# Video: Tenneco Legs Freefall



## WhackUmStackUm (Jan 31, 2010)

175' to the bottom.


----------



## MillerTime (Jul 6, 2011)

Cool video. What was the metal pole with the lobster ruler for?


----------



## WhackUmStackUm (Jan 31, 2010)

MillerTime said:


> Cool video. What was the metal pole with the lobster ruler for?


It is a spiny lobster "tickle stick" and ruler. However, we did not see any spiny lobsters.


----------



## MillerTime (Jul 6, 2011)

WhackUmStackUm said:


> It is a spiny lobster "tickle stick" and ruler. However, we did not see any spiny lobsters.

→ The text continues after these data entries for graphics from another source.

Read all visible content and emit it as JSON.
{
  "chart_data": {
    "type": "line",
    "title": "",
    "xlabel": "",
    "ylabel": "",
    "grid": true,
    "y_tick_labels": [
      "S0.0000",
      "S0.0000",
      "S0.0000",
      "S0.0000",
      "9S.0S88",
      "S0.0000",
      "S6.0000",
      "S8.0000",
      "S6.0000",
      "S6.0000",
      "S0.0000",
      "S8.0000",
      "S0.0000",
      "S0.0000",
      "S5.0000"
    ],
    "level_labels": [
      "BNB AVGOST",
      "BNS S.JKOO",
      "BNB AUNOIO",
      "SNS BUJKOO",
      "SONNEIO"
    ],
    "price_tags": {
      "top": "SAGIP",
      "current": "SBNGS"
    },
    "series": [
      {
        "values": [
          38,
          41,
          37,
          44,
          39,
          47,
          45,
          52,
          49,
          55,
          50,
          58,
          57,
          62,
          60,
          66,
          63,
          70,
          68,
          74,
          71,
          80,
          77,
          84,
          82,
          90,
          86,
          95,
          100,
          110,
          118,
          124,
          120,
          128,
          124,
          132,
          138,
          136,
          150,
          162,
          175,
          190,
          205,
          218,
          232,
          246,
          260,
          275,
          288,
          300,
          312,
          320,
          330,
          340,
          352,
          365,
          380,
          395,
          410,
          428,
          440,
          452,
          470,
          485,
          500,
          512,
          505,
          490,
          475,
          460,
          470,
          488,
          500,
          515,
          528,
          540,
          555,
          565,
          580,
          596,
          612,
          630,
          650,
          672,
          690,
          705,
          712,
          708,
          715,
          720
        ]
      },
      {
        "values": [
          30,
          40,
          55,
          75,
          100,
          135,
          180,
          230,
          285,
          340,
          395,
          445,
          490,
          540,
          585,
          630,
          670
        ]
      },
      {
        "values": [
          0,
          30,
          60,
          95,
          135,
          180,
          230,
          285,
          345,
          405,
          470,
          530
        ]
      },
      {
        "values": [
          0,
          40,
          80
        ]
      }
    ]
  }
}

That would make sense with the ruler being attached to the end of it. Did not even occur to me.


----------



## sealark (Sep 27, 2007)

MillerTime said:


> Cool video. What was the metal pole with the lobster ruler for?


If they ran across fla. Lobster its required to be measured where caught. The pole is a tickle stick to work the fl. Lobster out of a ledge.


----------



## MillerTime (Jul 6, 2011)

sealark said:


> If they ran across fla. Lobster its required to be measured where caught. The pole is a tickle stick to work the fl. Lobster out of a ledge.


Just didn't think about that since the spiny's aren't as plentiful up near us.


----------



## Telum Pisces (Sep 27, 2007)

Wirelessly posted

Good school of almaco jacks there.


----------



## Haulin' Ash (Jan 4, 2011)

Telum Pisces said:


> Wirelessly posted
> 
> Good school of almaco jacks there.


This. 

I saw a few on cheveron today but I could have filled the cooler there. Thanks for sharing Whackum!


----------